Not specifically on Arcturus, but I do have relevant information. Our galaxy has two major "populations" of stars, called "population I" and "population II". (I guess the Calvin and Hobbes cartoon was correct, scientists often use very unimaginative names). These correspond to "disk" and "halo" stars. Halo stars are distributed spherically around the galaxy center, and their orbits are fairly randomly distributed. Disk stars orbit in the plane of the galactic disk. If you pick at random some location in the galactic disk, then all disk stars near that point will have roughly the same velocity.

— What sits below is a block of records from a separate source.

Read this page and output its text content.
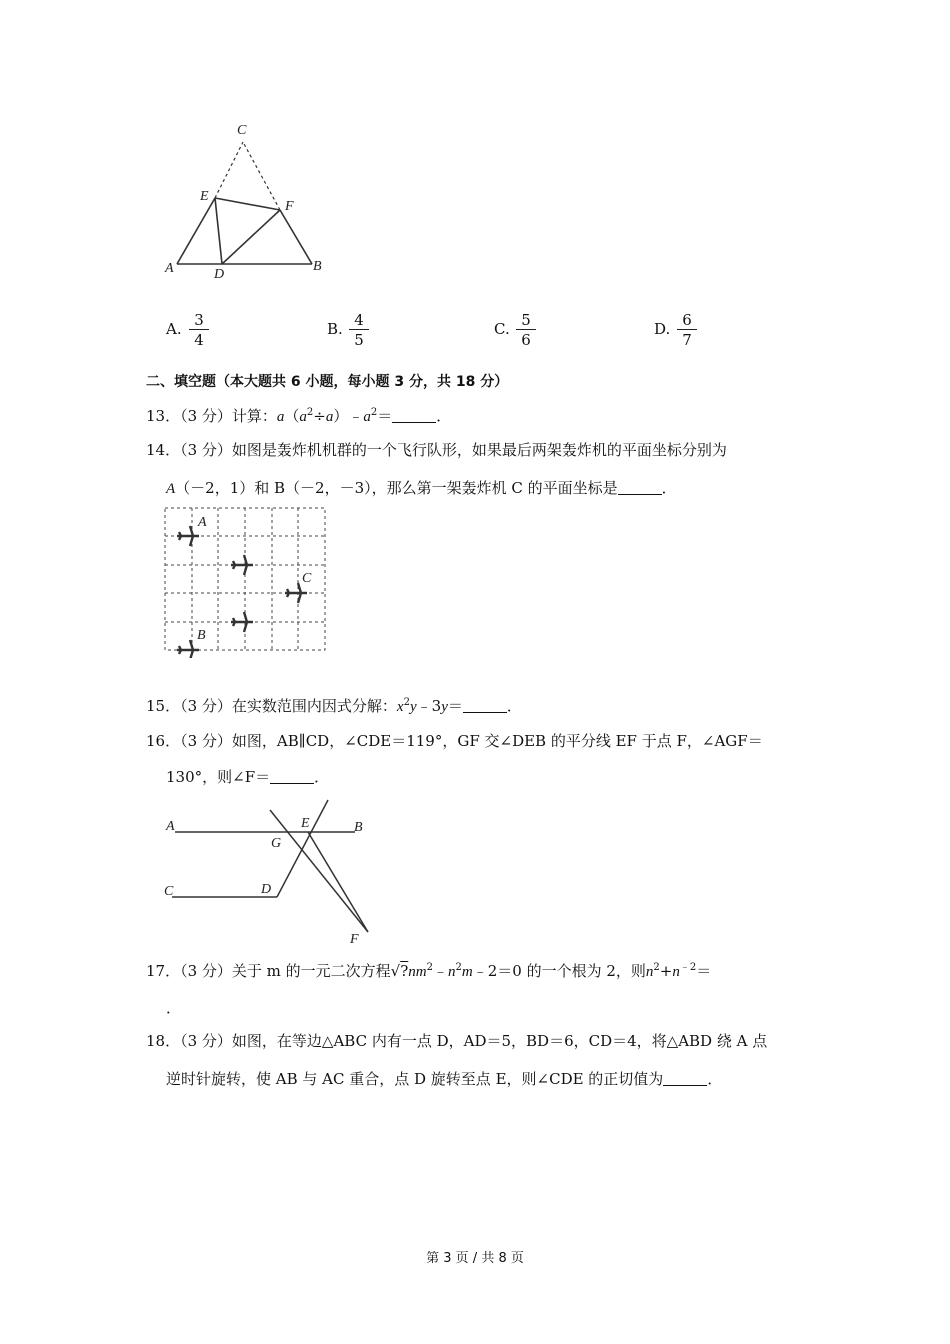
C
E
F
A	D
B
A. $\frac{3}{4}$	B. $\frac{4}{5}$	C. $\frac{5}{6}$	D. $\frac{6}{7}$
二、填空题（本大题共 6 小题，每小题 3 分，共 18 分）
13．（3 分）计算：$a(a^2\div a)﹣a^2=$	．
14．（3 分）如图是轰炸机机群的一个飞行队形，如果最后两架轰炸机的平面坐标分别为
A（－2，1）和 B（－2，－3），那么第一架轰炸机 C 的平面坐标是	．
A
C
B
15．（3 分）在实数范围内因式分解：$x^2y﹣3y=$	．
16．（3 分）如图，AB∥CD，∠CDE＝119°，GF 交∠DEB 的平分线 EF 于点 F，∠AGF＝
130°，则∠F＝	．
A	E	B
G
C	D
F
17．（3 分）关于 m 的一元二次方程$√?nm^2﹣n^2m﹣2=0$ 的一个根为 2，则$n^2+n^{﹣2}=$
．
18．（3 分）如图，在等边△ABC 内有一点 D，AD＝5，BD＝6，CD＝4，将△ABD 绕 A 点
逆时针旋转，使 AB 与 AC 重合，点 D 旋转至点 E，则∠CDE 的正切值为	．
第 3 页 / 共 8 页
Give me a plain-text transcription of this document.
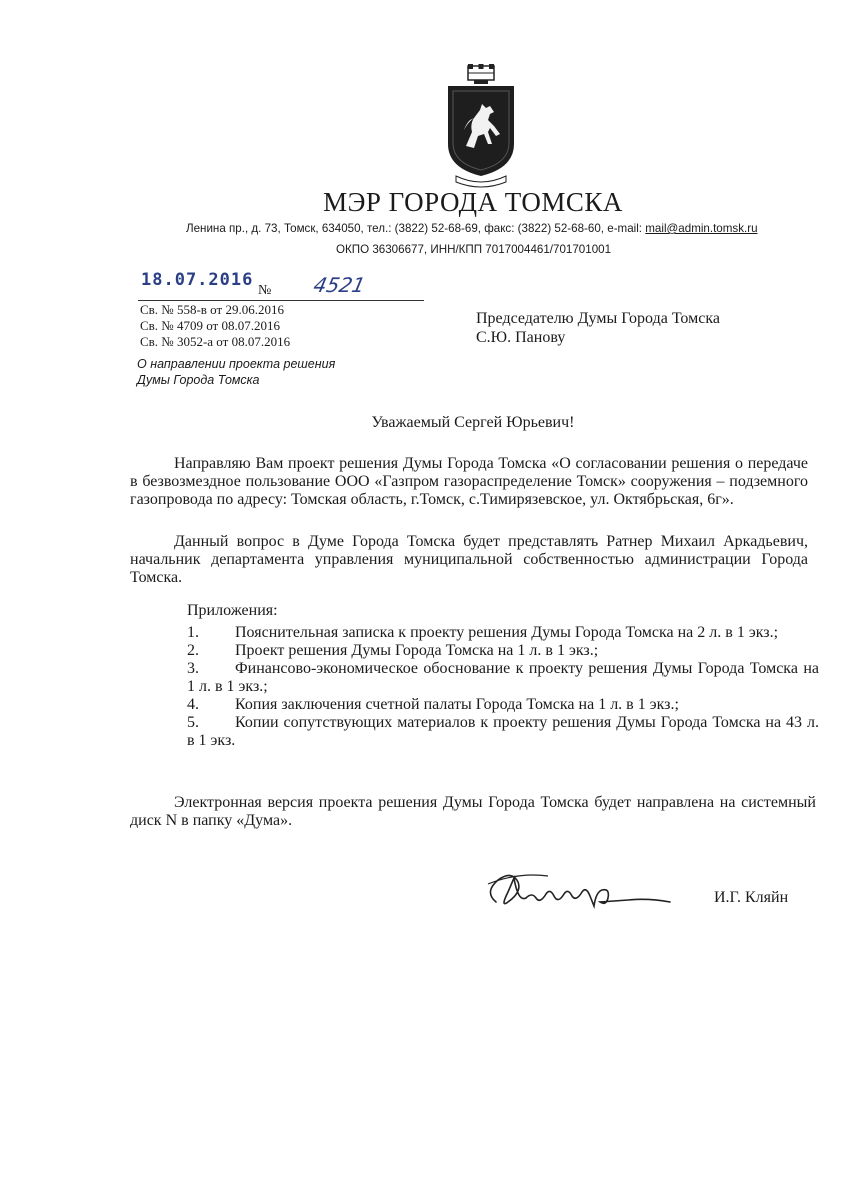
МЭР ГОРОДА ТОМСКА
Ленина пр., д. 73, Томск, 634050, тел.: (3822) 52-68-69, факс: (3822) 52-68-60, e-mail: mail@admin.tomsk.ru
ОКПО 36306677, ИНН/КПП 7017004461/701701001
18.07.2016
№ 4521
Св. № 558-в от 29.06.2016
Св. № 4709 от 08.07.2016
Св. № 3052-а от 08.07.2016
О направлении проекта решения
Думы Города Томска
Председателю Думы Города Томска
С.Ю. Панову
Уважаемый Сергей Юрьевич!
Направляю Вам проект решения Думы Города Томска «О согласовании решения о передаче в безвозмездное пользование ООО «Газпром газораспределение Томск» сооружения – подземного газопровода по адресу: Томская область, г.Томск, с.Тимирязевское, ул. Октябрьская, 6г».
Данный вопрос в Думе Города Томска будет представлять Ратнер Михаил Аркадьевич, начальник департамента управления муниципальной собственностью администрации Города Томска.
Приложения:
1.	Пояснительная записка к проекту решения Думы Города Томска на 2 л. в 1 экз.;
2.	Проект решения Думы Города Томска на 1 л. в 1 экз.;
3. Финансово-экономическое обоснование к проекту решения Думы Города Томска на 1 л. в 1 экз.;
4.	Копия заключения счетной палаты Города Томска на 1 л. в 1 экз.;
5. Копии сопутствующих материалов к проекту решения Думы Города Томска на 43 л. в 1 экз.
Электронная версия проекта решения Думы Города Томска будет направлена на системный диск N в папку «Дума».
И.Г. Кляйн
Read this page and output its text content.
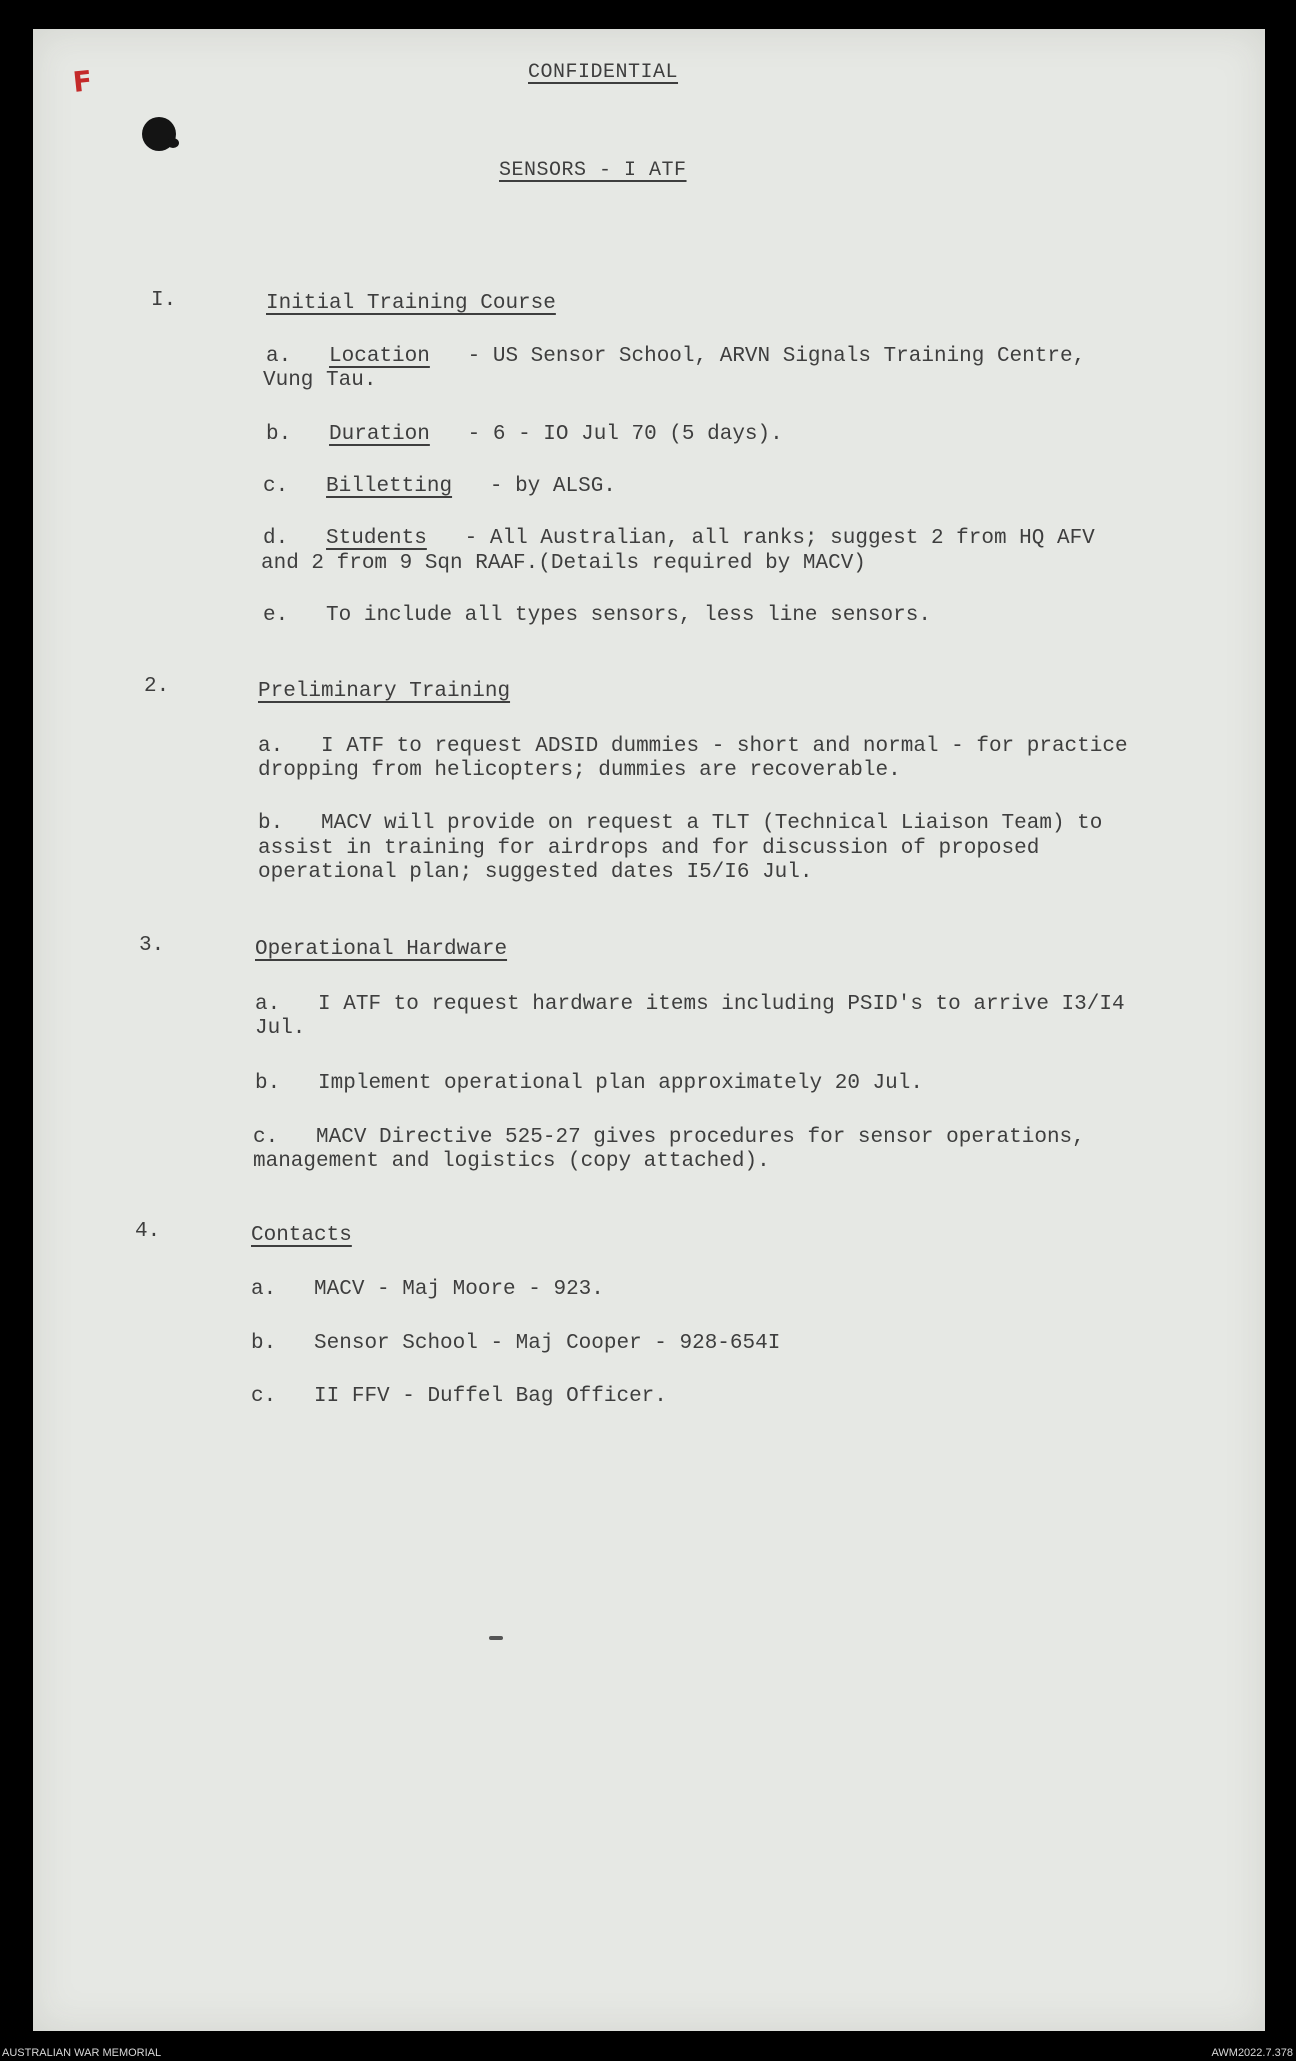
F	CONFIDENTIAL
SENSORS - I ATF
I.	Initial Training Course
a. Location - US Sensor School, ARVN Signals Training Centre,
Vung Tau.
b. Duration - 6 - IO Jul 70 (5 days).
c. Billetting - by ALSG.
d. Students - All Australian, all ranks; suggest 2 from HQ AFV
and 2 from 9 Sqn RAAF.(Details required by MACV)
e. To include all types sensors, less line sensors.
2.	Preliminary Training
a. I ATF to request ADSID dummies - short and normal - for practice
dropping from helicopters; dummies are recoverable.
b. MACV will provide on request a TLT (Technical Liaison Team) to
assist in training for airdrops and for discussion of proposed
operational plan; suggested dates I5/I6 Jul.
3.	Operational Hardware
a. I ATF to request hardware items including PSID's to arrive I3/I4
Jul.
b. Implement operational plan approximately 20 Jul.
c. MACV Directive 525-27 gives procedures for sensor operations,
management and logistics (copy attached).
4.	Contacts
a. MACV - Maj Moore - 923.
b. Sensor School - Maj Cooper - 928-654I
c. II FFV - Duffel Bag Officer.
AUSTRALIAN WAR MEMORIAL	AWM2022.7.378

But there are a few nearby halo stars. These have large velocities in almost any direction (relative to our sun), whereas nearby disk stars have small velocities.
So perhaps you could try to find out if Arcturus is a population II star. There are other differences between Population I and II stars. A great general astronomy reference is Frank Shu's "The Physical Universe".

Answer 2:

Well, I looked around but I couldn't find anything that seemed overly unusual about the magnitude of Arcturus' motion.Arcturus is a pretty close by (about 36 light years) red giant making it pretty bright. It also has a pretty large motion on the sky, but Barnard's star moves more and Sirius seemed to move in the same general direction. On the other hand, after talking to another answer, it turns out that Arcturus is a star that is from the galactic halo and passing through the disk of the galaxy near us. So it is not moving in the same general way as other stars that like the Sun are in the
galactic disk. Arcturus is also almost as close to us now as it's ever going to be.